In a very academic-y way, he investigated the methodology of biography writing before embarking on his biography of Wittgenstein. In effect, he followed Biography 101, commencing with classical biographies, Samuel Johnson and Boswell, Virginia Woolf, and ending up with Richard Ellman’s Oscar Wilde and Andrew Hodge’s Turing: The Enigma as exemplars for his own work.
In his presentation, he focussed on Johnson’s own reflections on biography that he expressed through two articles ‘Biography’ in The Rambler in 1750 and ‘On Biography’ in The Idler 1759. He addressed five questions from Johnson:
1. What is the relation between biography of other genres, most particularly history and fiction? His answer- there’s an overlap.
2. Who deserves a biography?
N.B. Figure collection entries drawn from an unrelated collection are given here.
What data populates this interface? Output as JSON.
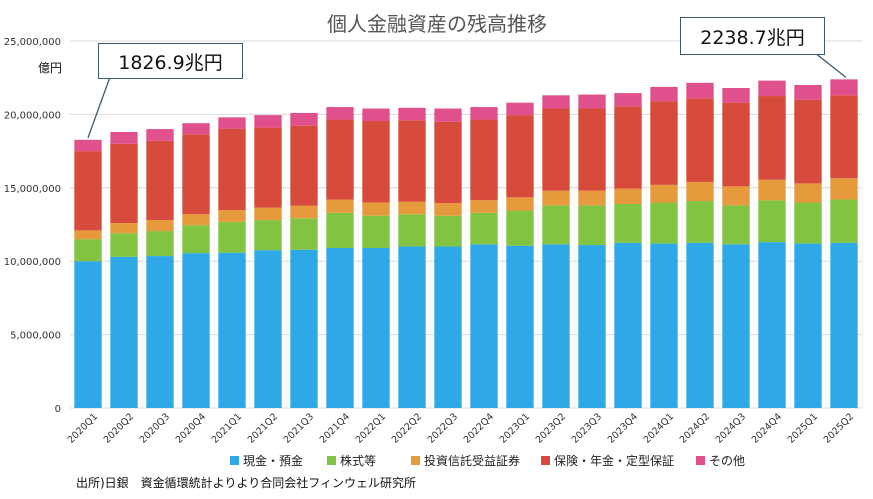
{
  "chart_data": {
    "type": "bar",
    "stacked": true,
    "title": "個人金融資産の残高推移",
    "unit_label": "億円",
    "ylim": [
      0,
      25000000
    ],
    "yticks": [
      "0",
      "5,000,000",
      "10,000,000",
      "15,000,000",
      "20,000,000",
      "25,000,000"
    ],
    "ytick_values": [
      0,
      5000000,
      10000000,
      15000000,
      20000000,
      25000000
    ],
    "grid": true,
    "legend_position": "bottom",
    "categories": [
      "2020Q1",
      "2020Q2",
      "2020Q3",
      "2020Q4",
      "2021Q1",
      "2021Q2",
      "2021Q3",
      "2021Q4",
      "2022Q1",
      "2022Q2",
      "2022Q3",
      "2022Q4",
      "2023Q1",
      "2023Q2",
      "2023Q3",
      "2023Q4",
      "2024Q1",
      "2024Q2",
      "2024Q3",
      "2024Q4",
      "2025Q1",
      "2025Q2"
    ],
    "series": [
      {
        "name": "現金・預金",
        "color": "#2fa8e8",
        "values": [
          10000000,
          10300000,
          10350000,
          10550000,
          10580000,
          10750000,
          10780000,
          10900000,
          10900000,
          11000000,
          11000000,
          11150000,
          11050000,
          11150000,
          11100000,
          11250000,
          11200000,
          11250000,
          11150000,
          11300000,
          11200000,
          11250000
        ]
      },
      {
        "name": "株式等",
        "color": "#82c341",
        "values": [
          1500000,
          1600000,
          1700000,
          1900000,
          2100000,
          2050000,
          2150000,
          2400000,
          2200000,
          2200000,
          2100000,
          2150000,
          2400000,
          2650000,
          2700000,
          2650000,
          2800000,
          2850000,
          2650000,
          2850000,
          2800000,
          2950000
        ]
      },
      {
        "name": "投資信託受益証券",
        "color": "#e79a3c",
        "values": [
          600000,
          700000,
          750000,
          750000,
          800000,
          850000,
          850000,
          900000,
          900000,
          850000,
          850000,
          850000,
          900000,
          1000000,
          1000000,
          1050000,
          1200000,
          1300000,
          1300000,
          1400000,
          1300000,
          1450000
        ]
      },
      {
        "name": "保険・年金・定型保証",
        "color": "#d64b3b",
        "values": [
          5400000,
          5400000,
          5400000,
          5450000,
          5550000,
          5450000,
          5450000,
          5450000,
          5550000,
          5550000,
          5550000,
          5500000,
          5600000,
          5600000,
          5600000,
          5600000,
          5700000,
          5700000,
          5700000,
          5700000,
          5700000,
          5650000
        ]
      },
      {
        "name": "その他",
        "color": "#e0508c",
        "values": [
          769000,
          800000,
          800000,
          750000,
          770000,
          850000,
          870000,
          850000,
          850000,
          850000,
          900000,
          850000,
          850000,
          900000,
          950000,
          900000,
          970000,
          1050000,
          1000000,
          1050000,
          1000000,
          1087000
        ]
      }
    ],
    "annotations": [
      {
        "text": "1826.9兆円",
        "category": "2020Q1"
      },
      {
        "text": "2238.7兆円",
        "category": "2025Q2"
      }
    ],
    "source": "出所)日銀　資金循環統計よりより合同会社フィンウェル研究所"
  }
}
Many philosophers don’t live sufficiently interesting lives to warrant a biography, he said.
3. What details to include? He mentioned that there were facts that he had omitted from his two-volume work on Russell – a publication that he seemed oddly apologetic about. He explained that had he included them, they would have completely skewed the response to the book, and so he omitted them.
4. What are the moral responsibilities of the biographer? He identified three- to the subject; to the public and to the truth. Although he nominated the ultimate responsibility to the truth, he noted that surviving relatives often have a stake as well.
5. Can one know the inner life? Johnson believed that this was not possible: “By conjecture only can one man judge of another’s motives or sentiments”. Monk disputed this very 18th century view, giving examples in his books where he had looked to action as a window on the inner life.
There is a particular challenge, I think, in writing biographies of intellectuals, as opposed to biographies of politicians or literary figures. There is the content of their philosophy, as well as their own life as part of a familial, historical and intellectual milieu. Monk noted the tendency of academic biographers, in particular, to give a quote from the philosopher’s work then in the following paragraph to proceed to paraphrase and explain it. Just leave the quote alone, he advised.
He noted that a biography is not just a collection of facts: that the facts need to be shaped, and that the biographer has a point of view. He finished with a very Wittgensteinian idea that is particularly applicable to biography-writing “The understanding that exists in seeing connections”.
There’s a very good review from the Guardian (10/11/12) of his Oppenheimer book which also discusses Monk as a biographer. You’ll get a good taste of the lecture from this article.
More:
I’ve been frustrated in the past that the Seymour Biography Lecture has been delivered in Canberra and, as far as I’m aware, not in Melbourne as well. But I’ve just found podcasts or transcripts of recent lectures on the NLA site. Ah, isn’t the internet a wonderful thing?